- theMReport.com - https://themreport.com -

Record Amount of Sellers Delisting Homes

Redfin [1] has found that a record 2% of homes for sale every week are being delisted from the market for a litany of reasons and this number may continue to increase into next year. 

According to Redfin, sellers are taking their homes off the market because of the low-quality offers they are receiving—or no offers at all—due to a sharp drop in buyer demand caused by high home prices and high mortgage rates. While mortgage rates have dipped slightly since mid-November, the monthly mortgage payment on the median-asking-price home is still 40% higher than it was one year ago. 

“Some sellers are having a hard time grasping that we’re not in a housing-market frenzy anymore—it’s tough for them to swallow that they missed the boat on getting a high price,” said Heather Kruayai [2], a Redfin real estate agent in Jacksonville, FL. “By the time sellers realize their listing was priced too high, it has already been on the market for too long and is considered stale. I recently had two sellers take their homes off the market after 45-plus days.” 

It should be no surprise that pandemic-era boomtowns are seeing the biggest jump in delistings: Sacramento, California reported that 3.6% of active listings were delisted in the 12-week period ending Nov. 27, up 1.6 percentage points from the same period a year prior. This was followed by Austin, Texas, Seattle, Phoenix, and Denver. In Austin, for example, the median home-sale price was up a record 43.5% year over year in the spring of 2021, but growth had shrunk to just 3.7% as of October 2022. And in Sacramento, there was 0% annual home-price growth in October, compared with as much as 29.3% last spring. 

“I’ve had many sellers cancel listings,” said David Palmer [3], a Redfin real estate agent in Seattle. “Usually, sellers who pull their listings off the market in the fall do it with the intention of listing again in the spring. But with the word ‘recession’ out there, there’s not as much optimism about spring being a better market. Now people are talking about trying again in another year or two once the economy improves.” 

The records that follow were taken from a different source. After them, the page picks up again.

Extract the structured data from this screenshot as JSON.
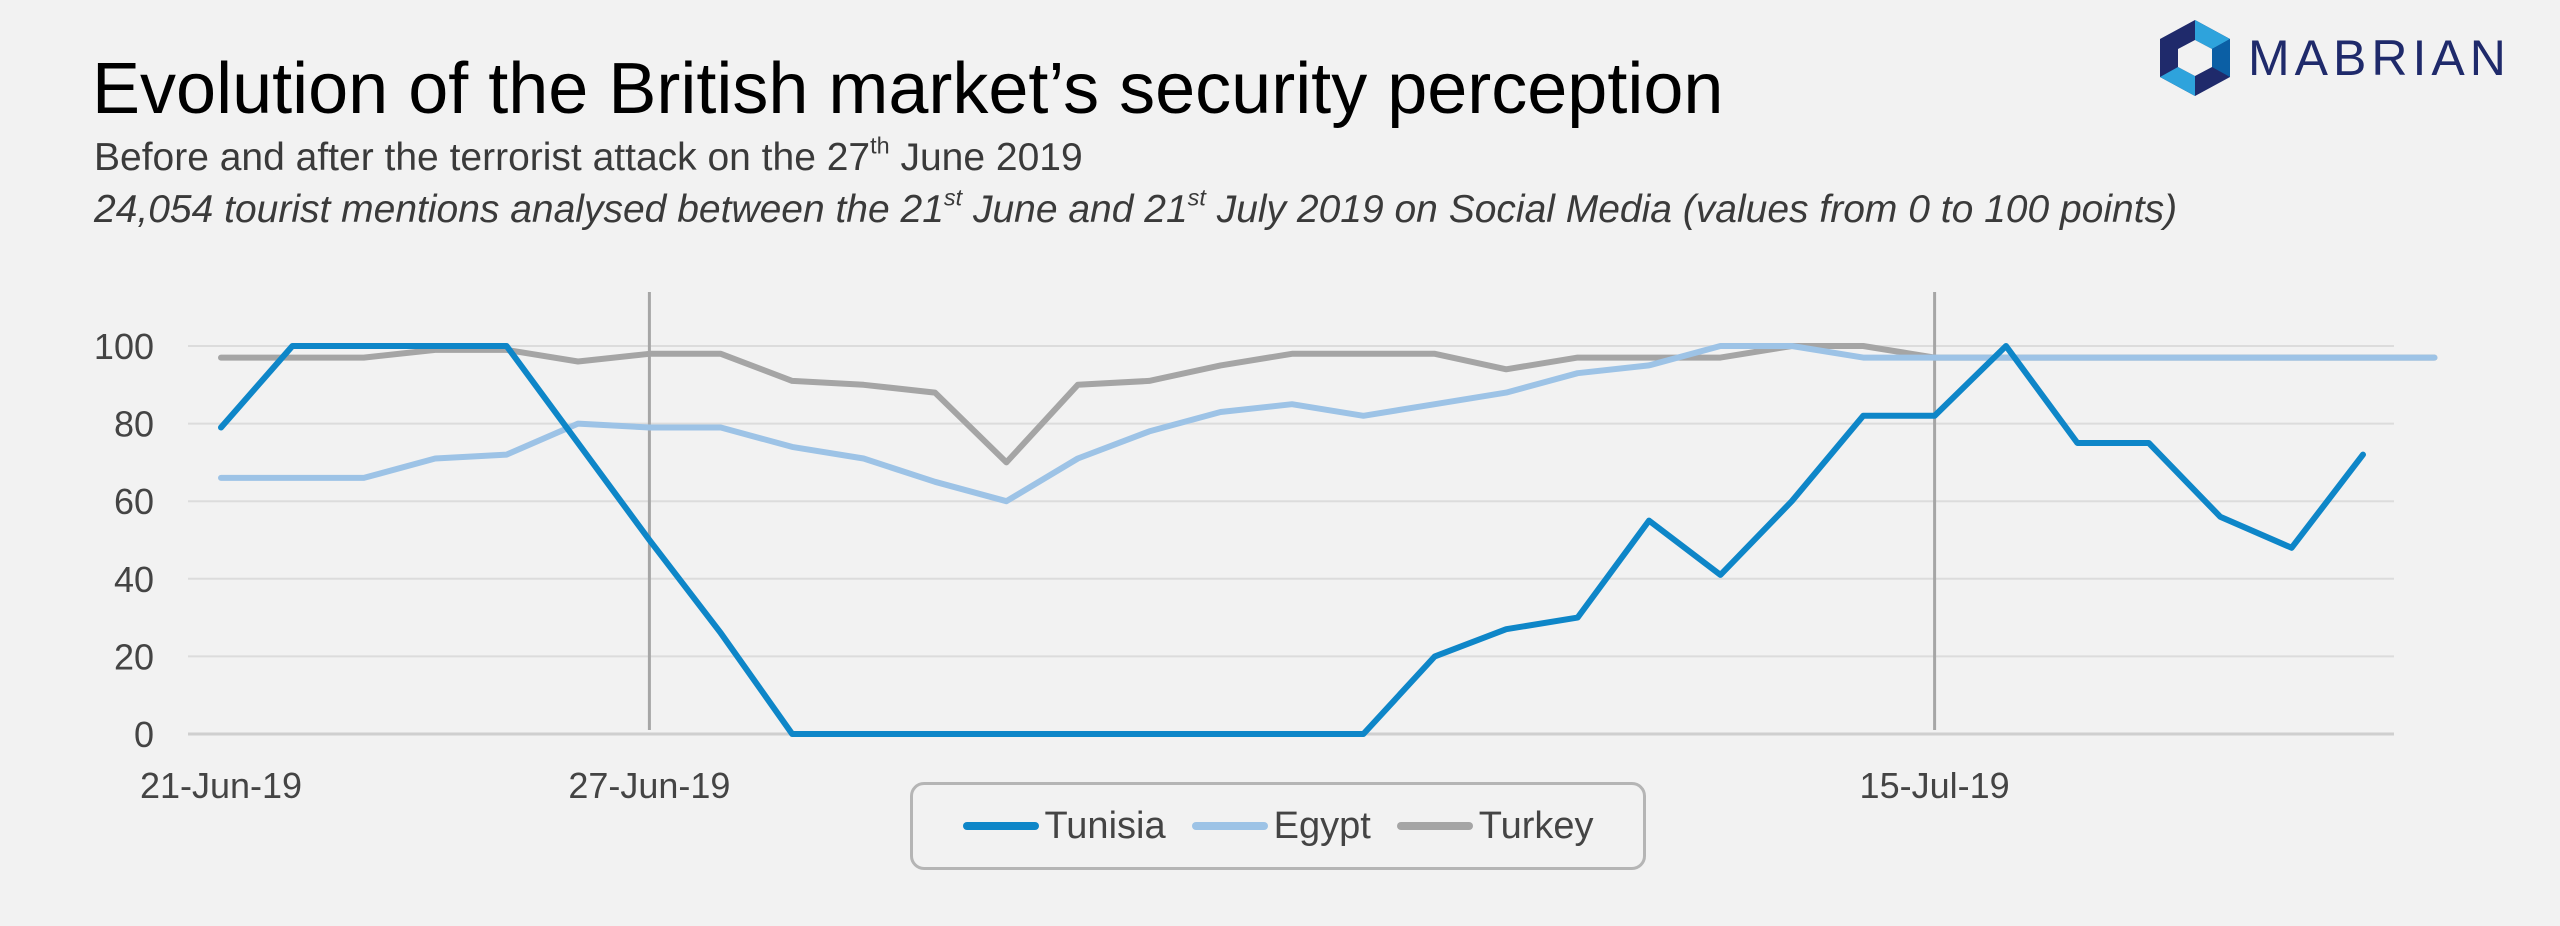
{
  "header": {
    "title": "Evolution of the British market’s security perception",
    "subtitle_pre": "Before and after the terrorist attack on the 27",
    "subtitle_sup": "th",
    "subtitle_post": " June 2019",
    "note_a": "24,054 tourist mentions analysed between the 21",
    "note_sup1": "st",
    "note_b": " June and 21",
    "note_sup2": "st",
    "note_c": " July 2019 on Social Media (values from 0 to 100 points)"
  },
  "logo": {
    "text": "MABRIAN",
    "icon": "hexagon-logo-icon",
    "colors": [
      "#1f2a6b",
      "#2ea3dc",
      "#0b5fa5"
    ]
  },
  "chart_data": {
    "type": "line",
    "x": [
      "21-Jun-19",
      "22-Jun-19",
      "23-Jun-19",
      "24-Jun-19",
      "25-Jun-19",
      "26-Jun-19",
      "27-Jun-19",
      "28-Jun-19",
      "29-Jun-19",
      "30-Jun-19",
      "01-Jul-19",
      "02-Jul-19",
      "03-Jul-19",
      "04-Jul-19",
      "05-Jul-19",
      "06-Jul-19",
      "07-Jul-19",
      "08-Jul-19",
      "09-Jul-19",
      "10-Jul-19",
      "11-Jul-19",
      "12-Jul-19",
      "13-Jul-19",
      "14-Jul-19",
      "15-Jul-19",
      "16-Jul-19",
      "17-Jul-19",
      "18-Jul-19",
      "19-Jul-19",
      "20-Jul-19",
      "21-Jul-19",
      "22-Jul-19"
    ],
    "x_tick_labels": [
      {
        "index": 0,
        "label": "21-Jun-19"
      },
      {
        "index": 6,
        "label": "27-Jun-19"
      },
      {
        "index": 24,
        "label": "15-Jul-19"
      }
    ],
    "reference_lines_at": [
      "27-Jun-19",
      "15-Jul-19"
    ],
    "ylim": [
      0,
      100
    ],
    "yticks": [
      0,
      20,
      40,
      60,
      80,
      100
    ],
    "grid": true,
    "legend_position": "bottom",
    "series": [
      {
        "name": "Tunisia",
        "color": "#0e86c8",
        "values": [
          79,
          100,
          100,
          100,
          100,
          75,
          50,
          26,
          0,
          0,
          0,
          0,
          0,
          0,
          0,
          0,
          0,
          20,
          27,
          30,
          55,
          41,
          60,
          82,
          82,
          100,
          75,
          75,
          56,
          48,
          72,
          null
        ]
      },
      {
        "name": "Egypt",
        "color": "#9dc3e6",
        "values": [
          66,
          66,
          66,
          71,
          72,
          80,
          79,
          79,
          74,
          71,
          65,
          60,
          71,
          78,
          83,
          85,
          82,
          85,
          88,
          93,
          95,
          100,
          100,
          97,
          97,
          97,
          97,
          97,
          97,
          97,
          97,
          97
        ]
      },
      {
        "name": "Turkey",
        "color": "#a5a5a5",
        "values": [
          97,
          97,
          97,
          99,
          99,
          96,
          98,
          98,
          91,
          90,
          88,
          70,
          90,
          91,
          95,
          98,
          98,
          98,
          94,
          97,
          97,
          97,
          100,
          100,
          97,
          97,
          97,
          97,
          97,
          97,
          97,
          97
        ]
      }
    ]
  }
}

Sacramento not only saw the biggest year-over-year jump in delistings; it also had the highest overall share, with 3.6% of for-sale homes delisted per week on average during the 12 weeks ending Nov. 27. It was followed by San Francisco (3.4%), Oakland, CA (3.3%), Seattle (3.2%) and San Jose, CA (3%). 

Pittsburgh had the lowest share of delistings, at 1.3%, followed by Cincinnati, at 1.4%. Rounding out the bottom five are New Brunswick (1.5%), Newark (1.6%) and Virginia Beach, VA (1.6%).